PHNOM PENH, Cambodia — A day after Brittney Griner was sentenced to a Russian penal colony, top diplomats from the United States and Russia said Friday their governments were ready to negotiate on both the American basketball star and on Paul N. Whelan, who is also imprisoned by Russia.
The diplomats, Secretary of State Antony J. Blinken and Russian Foreign Minister Sergei Lavrov, speaking at separate press conferences, said the negotiations would be conducted through a channel established earlier by their two presidents. But in a possible indication of the strained relationship between the two countries, the pair made their comments after sitting next to each other – but not speaking – during a meeting of ministers of foreign affairs. Foreign Affairs of East Asia and Partner Countries.
Ms Griner was sentenced to nine and a half years by a Russian judge in a courtroom outside Moscow on Thursday. US officials said Ms Griner had been “wrongfully detained” and her trial was politically motivated, as tensions between the two countries remain high over Russia’s war in Ukraine.
The Biden administration has offered to free Viktor Bout, a jailed Russian arms dealer, in exchange for Ms. Griner and Mr. Whelan, people familiar with the proposal have said. Mr. Blinken and the State Department have not publicly disclosed details of the proposal.
After Friday’s meeting, Mr. Lavrov took the opportunity to point the finger at Mr. Blinken for making no effort to speak to him.
“Today there was only one person between us at the table,” Lavrov told a press conference broadcast by the Foreign Ministry. “I didn’t see him try to catch me.”
Asked in the afternoon about the sentencing of Ms Griner and about Mr Lavrov’s assertion that Mr Blinken had not approached him, Mr Blinken replied only that the talks would take place through the channel cited by Mr Lavrov.
“We have put forward, as you know, a substantial proposal that Russia should engage with us on,” Blinken said. “And what Foreign Minister Lavrov has said this morning, and is saying publicly, is that they are ready to engage through the channels we have established to do just that, and we are going to pursue that.”
Mr Lavrov and Mr Blinken discussed the possibility of a prisoner swap last week, with negotiations to take place through a special channel set up for the purpose, according to people familiar with the conversation. At the time, Mr Lavrov criticized the United States for what he described as an attempt to broker a prisoner swap in public.
Mr. Lavrov and Kremlin spokesman Dmitry Peskov renewed that criticism on Friday. “These exchanges will never happen if we start discussing the nuances of the exchange in the press,” Peskov told reporters in Moscow. “The Americans made that mistake. They decided for some reason to solve these problems by the megaphone method.

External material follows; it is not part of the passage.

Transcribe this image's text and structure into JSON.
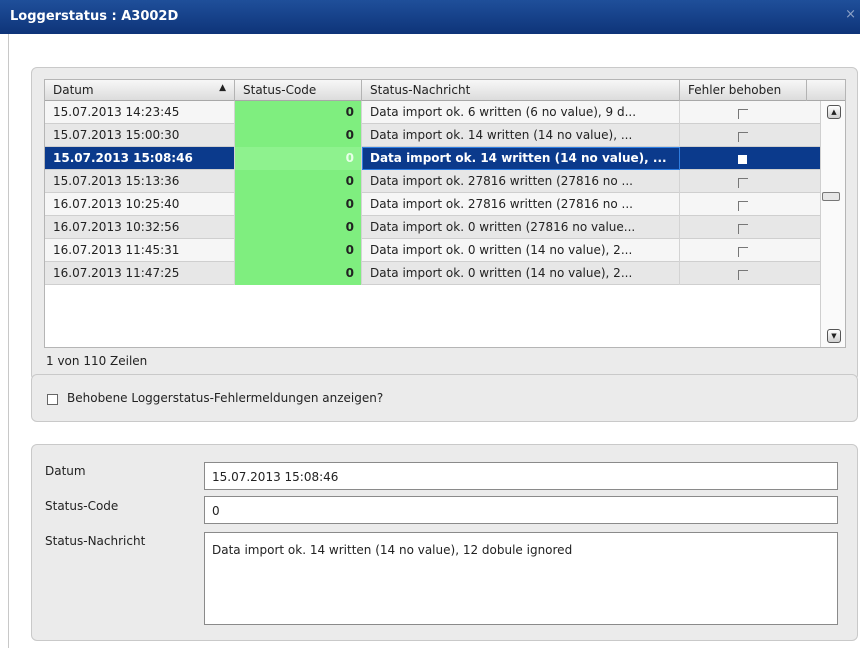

In their comments on a diplomatic route, the two sides appeared to refer to an agreement between President Biden and Russian President Vladimir V. Putin, reached at a summit in Geneva in June last year, to negotiate on the exchange of prisoners and hostages.
Despite sending signals that a potential swap is possible, Russian officials have insisted that due legal process must be completed first. After hearing the verdict on Thursday, Ms Griner’s lawyers said they would appeal the conviction, which could further prolong the process.
Trevor R. Reed, a former US Marine, who was sentenced to nine years in prison after being accused of assaulting a Russian policeman, spent more than two years in Russian custody before being traded for a Russian pilot sentenced in April.
Mr Blinken said on Friday that Ms Griner’s sentencing “highlights our very significant concerns about the Russian justice system and the Russian government’s use of wrongful detentions to advance its own agenda, using individuals as pawns.” policies. The same goes for Paul Whelan.
Mr Whelan is a former US Marine who was convicted by a Moscow court of espionage charges in 2020 after he was first detained in 2018.
On Thursday, White House national security spokesman John Kirby said he expected Mr. Blinken to try to talk to Mr. Lavrov about the American prisoners at the meeting in Phnom Penh.
“I have no doubt that if he gets the chance to button Mr. Lavrov, he will,” Mr. Kirby said. “And if he doesn’t, if it doesn’t just happen organically, I’m sure Secretary Blinken will reach out and have that communication.”
When a conversation did not take place, Mr. Lavrov appeared to try to persuade Mr. Blinken not to speak to him, saying, “All my buttons are up.”